National Expert on Mapping Drug Addiction in the Human Brain to Speak at UMD April 13
" What Changes in the Brain Lead to Addiction and Loss of Control?"


"Imaging Drug Addiction in the Human Brain" will be the topic of a lecture by Dr. Joanna Fowler, Senior Scientist at Brookhaven National Laboratory, Saturday, April 13 at 4 p.m. in UMD Life Science Building, room 185. The speech is presented by the UMD Spectrum Lecture Series and is free and open to the public.

The lecture will highlight advances which Positron Emission Tomography (PET) imaging has brought in understanding how drugs of abuse affect the human brain. This topic cuts across medical specialties of neurology, psychiatry, cancer and heart disease because of the high toll that drugs of abuse (including legal drugs such as cigarettes and alcohol) take on society.

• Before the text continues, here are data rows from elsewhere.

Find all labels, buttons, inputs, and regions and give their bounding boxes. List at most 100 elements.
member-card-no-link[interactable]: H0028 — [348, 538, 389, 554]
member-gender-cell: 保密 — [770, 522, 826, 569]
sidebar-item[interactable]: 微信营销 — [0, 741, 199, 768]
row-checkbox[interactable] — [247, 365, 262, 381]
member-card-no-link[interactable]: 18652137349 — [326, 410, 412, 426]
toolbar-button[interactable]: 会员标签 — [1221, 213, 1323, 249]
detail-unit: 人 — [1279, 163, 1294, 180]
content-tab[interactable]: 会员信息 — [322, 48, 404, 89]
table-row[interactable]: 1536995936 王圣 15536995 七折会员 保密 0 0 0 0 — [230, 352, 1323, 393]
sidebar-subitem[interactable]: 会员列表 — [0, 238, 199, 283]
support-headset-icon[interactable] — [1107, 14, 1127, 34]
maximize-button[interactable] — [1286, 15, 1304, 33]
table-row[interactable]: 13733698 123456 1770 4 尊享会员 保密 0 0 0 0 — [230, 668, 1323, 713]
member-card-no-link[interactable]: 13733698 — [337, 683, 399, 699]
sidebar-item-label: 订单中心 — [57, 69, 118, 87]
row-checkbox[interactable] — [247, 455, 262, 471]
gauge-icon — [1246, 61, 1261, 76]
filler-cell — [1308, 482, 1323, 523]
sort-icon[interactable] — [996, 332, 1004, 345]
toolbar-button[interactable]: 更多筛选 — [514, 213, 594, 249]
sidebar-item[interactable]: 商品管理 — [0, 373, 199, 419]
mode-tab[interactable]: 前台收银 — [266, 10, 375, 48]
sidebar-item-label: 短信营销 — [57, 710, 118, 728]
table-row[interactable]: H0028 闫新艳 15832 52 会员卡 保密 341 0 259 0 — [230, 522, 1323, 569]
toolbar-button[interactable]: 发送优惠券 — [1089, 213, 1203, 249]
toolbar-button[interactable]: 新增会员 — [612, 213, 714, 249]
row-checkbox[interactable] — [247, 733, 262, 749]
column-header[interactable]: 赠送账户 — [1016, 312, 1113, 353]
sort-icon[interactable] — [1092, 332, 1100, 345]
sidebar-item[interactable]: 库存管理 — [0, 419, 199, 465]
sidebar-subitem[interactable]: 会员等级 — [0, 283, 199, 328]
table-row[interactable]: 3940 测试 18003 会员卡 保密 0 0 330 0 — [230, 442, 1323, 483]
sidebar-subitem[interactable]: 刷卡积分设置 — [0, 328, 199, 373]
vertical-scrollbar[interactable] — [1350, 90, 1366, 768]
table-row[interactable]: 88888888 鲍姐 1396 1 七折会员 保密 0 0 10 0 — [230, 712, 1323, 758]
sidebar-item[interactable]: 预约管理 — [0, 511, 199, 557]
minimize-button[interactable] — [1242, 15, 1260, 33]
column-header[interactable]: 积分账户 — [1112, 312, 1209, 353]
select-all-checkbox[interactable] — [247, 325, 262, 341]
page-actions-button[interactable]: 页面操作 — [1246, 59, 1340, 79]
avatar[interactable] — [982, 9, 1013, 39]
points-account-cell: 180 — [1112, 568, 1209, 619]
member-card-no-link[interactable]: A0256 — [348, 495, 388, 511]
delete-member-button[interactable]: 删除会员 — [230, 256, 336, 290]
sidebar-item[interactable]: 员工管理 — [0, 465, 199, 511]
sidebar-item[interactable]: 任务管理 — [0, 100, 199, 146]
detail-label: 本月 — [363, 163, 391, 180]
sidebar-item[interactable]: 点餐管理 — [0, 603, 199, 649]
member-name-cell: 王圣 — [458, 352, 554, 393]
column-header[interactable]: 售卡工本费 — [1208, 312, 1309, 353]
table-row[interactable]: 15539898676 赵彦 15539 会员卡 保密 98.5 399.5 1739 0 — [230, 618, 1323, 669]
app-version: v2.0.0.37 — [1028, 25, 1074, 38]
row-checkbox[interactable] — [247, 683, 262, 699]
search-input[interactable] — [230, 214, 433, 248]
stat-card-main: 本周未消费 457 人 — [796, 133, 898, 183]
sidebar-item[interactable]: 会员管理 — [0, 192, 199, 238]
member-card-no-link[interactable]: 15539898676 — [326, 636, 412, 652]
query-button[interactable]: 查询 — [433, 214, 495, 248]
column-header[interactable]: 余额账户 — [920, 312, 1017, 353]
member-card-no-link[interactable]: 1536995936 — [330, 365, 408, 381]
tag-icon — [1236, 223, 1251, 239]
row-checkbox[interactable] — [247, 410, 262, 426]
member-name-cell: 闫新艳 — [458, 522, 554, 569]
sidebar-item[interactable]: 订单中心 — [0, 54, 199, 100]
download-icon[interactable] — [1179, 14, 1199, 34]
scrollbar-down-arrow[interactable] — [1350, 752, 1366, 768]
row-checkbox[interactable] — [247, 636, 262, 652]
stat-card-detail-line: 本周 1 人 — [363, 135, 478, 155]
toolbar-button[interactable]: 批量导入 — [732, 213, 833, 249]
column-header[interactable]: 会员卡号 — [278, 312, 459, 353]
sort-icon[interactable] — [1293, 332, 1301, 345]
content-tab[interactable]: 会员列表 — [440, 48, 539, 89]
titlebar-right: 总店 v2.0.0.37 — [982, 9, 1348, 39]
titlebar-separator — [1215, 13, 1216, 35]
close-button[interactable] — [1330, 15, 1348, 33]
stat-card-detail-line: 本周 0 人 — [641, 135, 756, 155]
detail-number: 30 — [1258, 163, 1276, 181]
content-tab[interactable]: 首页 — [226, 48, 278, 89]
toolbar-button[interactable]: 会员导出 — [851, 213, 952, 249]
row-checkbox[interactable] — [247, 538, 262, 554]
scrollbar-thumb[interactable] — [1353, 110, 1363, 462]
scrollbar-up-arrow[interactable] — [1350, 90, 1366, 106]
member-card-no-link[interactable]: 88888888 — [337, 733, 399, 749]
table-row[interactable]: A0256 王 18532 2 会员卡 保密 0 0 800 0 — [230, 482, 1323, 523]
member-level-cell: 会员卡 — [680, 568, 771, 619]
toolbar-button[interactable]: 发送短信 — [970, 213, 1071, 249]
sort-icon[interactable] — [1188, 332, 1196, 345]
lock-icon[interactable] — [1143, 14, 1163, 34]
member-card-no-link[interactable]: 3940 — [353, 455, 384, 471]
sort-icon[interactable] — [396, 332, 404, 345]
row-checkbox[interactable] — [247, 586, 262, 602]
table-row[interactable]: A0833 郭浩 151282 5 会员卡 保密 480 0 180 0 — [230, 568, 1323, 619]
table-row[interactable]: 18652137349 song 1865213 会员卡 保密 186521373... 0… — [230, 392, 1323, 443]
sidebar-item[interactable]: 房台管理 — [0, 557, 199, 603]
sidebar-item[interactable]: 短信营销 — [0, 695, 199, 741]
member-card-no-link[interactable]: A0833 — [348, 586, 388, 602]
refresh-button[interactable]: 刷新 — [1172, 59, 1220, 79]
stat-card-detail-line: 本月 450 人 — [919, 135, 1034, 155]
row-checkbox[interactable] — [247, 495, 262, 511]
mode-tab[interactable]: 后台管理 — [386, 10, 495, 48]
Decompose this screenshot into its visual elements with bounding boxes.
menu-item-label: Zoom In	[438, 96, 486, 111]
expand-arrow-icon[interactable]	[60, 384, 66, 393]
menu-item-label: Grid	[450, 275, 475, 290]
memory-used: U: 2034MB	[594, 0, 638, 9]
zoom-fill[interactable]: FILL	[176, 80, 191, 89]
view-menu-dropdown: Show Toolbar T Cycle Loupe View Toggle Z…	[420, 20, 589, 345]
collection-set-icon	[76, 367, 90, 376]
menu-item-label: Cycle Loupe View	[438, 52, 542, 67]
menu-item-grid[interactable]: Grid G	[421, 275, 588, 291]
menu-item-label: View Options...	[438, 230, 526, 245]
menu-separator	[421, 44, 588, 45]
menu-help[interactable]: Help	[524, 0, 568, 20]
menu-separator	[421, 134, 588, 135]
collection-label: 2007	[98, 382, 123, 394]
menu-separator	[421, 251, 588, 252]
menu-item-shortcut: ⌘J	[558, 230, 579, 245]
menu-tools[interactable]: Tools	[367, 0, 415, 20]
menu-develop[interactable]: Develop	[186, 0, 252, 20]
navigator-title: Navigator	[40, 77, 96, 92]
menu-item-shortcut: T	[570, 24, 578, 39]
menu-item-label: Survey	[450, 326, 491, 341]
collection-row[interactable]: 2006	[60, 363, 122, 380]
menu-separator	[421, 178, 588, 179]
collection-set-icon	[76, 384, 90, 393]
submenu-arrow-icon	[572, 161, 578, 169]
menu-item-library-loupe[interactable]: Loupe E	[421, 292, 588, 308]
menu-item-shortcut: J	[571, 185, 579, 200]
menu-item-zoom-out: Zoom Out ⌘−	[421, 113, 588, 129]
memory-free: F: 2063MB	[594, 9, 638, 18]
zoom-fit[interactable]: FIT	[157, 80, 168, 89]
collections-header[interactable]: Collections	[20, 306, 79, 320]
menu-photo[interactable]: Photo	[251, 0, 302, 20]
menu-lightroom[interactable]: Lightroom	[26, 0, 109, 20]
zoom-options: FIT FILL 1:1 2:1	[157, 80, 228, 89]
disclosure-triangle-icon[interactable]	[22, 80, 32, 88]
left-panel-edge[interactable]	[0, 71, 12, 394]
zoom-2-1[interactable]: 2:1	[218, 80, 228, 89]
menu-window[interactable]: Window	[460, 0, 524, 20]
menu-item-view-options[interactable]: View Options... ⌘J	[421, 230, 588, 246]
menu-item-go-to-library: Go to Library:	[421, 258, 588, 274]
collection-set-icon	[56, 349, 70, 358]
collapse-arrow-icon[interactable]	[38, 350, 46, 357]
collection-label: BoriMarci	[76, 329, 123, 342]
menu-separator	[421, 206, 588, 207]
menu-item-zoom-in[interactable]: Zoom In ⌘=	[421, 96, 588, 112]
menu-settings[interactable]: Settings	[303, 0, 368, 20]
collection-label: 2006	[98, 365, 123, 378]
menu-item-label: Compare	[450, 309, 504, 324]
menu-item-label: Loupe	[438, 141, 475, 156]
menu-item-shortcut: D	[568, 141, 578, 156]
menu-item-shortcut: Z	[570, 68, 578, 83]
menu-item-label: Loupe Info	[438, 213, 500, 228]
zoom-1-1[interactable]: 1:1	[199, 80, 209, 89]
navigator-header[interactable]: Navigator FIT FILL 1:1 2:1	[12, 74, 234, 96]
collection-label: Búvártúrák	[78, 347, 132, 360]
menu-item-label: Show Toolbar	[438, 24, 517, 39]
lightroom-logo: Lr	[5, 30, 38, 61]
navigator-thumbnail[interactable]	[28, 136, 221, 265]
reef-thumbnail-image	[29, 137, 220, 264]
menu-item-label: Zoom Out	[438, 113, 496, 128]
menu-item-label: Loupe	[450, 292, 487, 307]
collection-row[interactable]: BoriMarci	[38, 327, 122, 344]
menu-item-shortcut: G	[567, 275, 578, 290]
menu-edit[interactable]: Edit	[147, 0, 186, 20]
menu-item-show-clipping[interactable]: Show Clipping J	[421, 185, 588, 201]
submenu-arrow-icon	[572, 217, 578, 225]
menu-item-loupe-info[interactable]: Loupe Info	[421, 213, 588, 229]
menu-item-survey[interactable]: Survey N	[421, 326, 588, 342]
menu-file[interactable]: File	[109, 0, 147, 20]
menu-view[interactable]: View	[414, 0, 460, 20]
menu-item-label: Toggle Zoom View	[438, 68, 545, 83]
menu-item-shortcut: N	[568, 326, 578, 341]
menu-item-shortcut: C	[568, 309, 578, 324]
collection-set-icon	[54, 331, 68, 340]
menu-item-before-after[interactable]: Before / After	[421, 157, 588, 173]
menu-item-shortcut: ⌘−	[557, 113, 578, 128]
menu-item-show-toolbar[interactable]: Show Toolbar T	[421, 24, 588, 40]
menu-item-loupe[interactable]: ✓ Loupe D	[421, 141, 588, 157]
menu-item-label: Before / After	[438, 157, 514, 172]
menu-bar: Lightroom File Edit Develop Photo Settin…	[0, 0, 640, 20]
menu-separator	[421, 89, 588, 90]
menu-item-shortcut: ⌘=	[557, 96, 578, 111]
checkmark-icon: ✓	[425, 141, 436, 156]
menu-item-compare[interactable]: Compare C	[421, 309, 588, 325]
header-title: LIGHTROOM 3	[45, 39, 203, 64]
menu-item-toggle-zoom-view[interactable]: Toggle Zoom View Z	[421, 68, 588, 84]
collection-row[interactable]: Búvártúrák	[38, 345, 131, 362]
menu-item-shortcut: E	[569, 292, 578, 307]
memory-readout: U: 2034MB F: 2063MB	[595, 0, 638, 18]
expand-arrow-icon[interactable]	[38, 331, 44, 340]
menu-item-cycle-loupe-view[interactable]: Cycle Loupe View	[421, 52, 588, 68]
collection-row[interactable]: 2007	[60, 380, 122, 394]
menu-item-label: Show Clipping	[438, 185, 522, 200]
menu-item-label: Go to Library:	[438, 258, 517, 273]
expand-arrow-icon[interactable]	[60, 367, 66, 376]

"It has taken many years to conceptualize addiction as a disease of the brain, rather than lack of will power or a voluntary pursuit of pleasure," says Dr. Fowler. "We have used PET (a medical imaging method) to learn why drugs are pleasurable and what changes in the human brain lead to the loss of control which characterizes the addicted individual. PET technology allows us to image the movement of drugs in the human brain and also their effects on many biochemical systems including those which are involved in reward and sense of well-being. Major advances in chemistry allow us to visualize the neurotransmitter systems which are at the heart of an individual’s sense of reward and well-being."

As director of the Cyclotron-PET Program at the Brookhaven National Laboratory, Dr. Fowler heads an interdisciplinary team of chemists, physicists, neuroscientists, psychiatrists and pharmacologists that studies drug and alcohol addiction by imaging the brain. Her work has revealed binding sites for various drugs, including cocaine, and their role in addiction. She and her colleagues have developed several radioactive organic tracers that make detection and analysis by PET possible.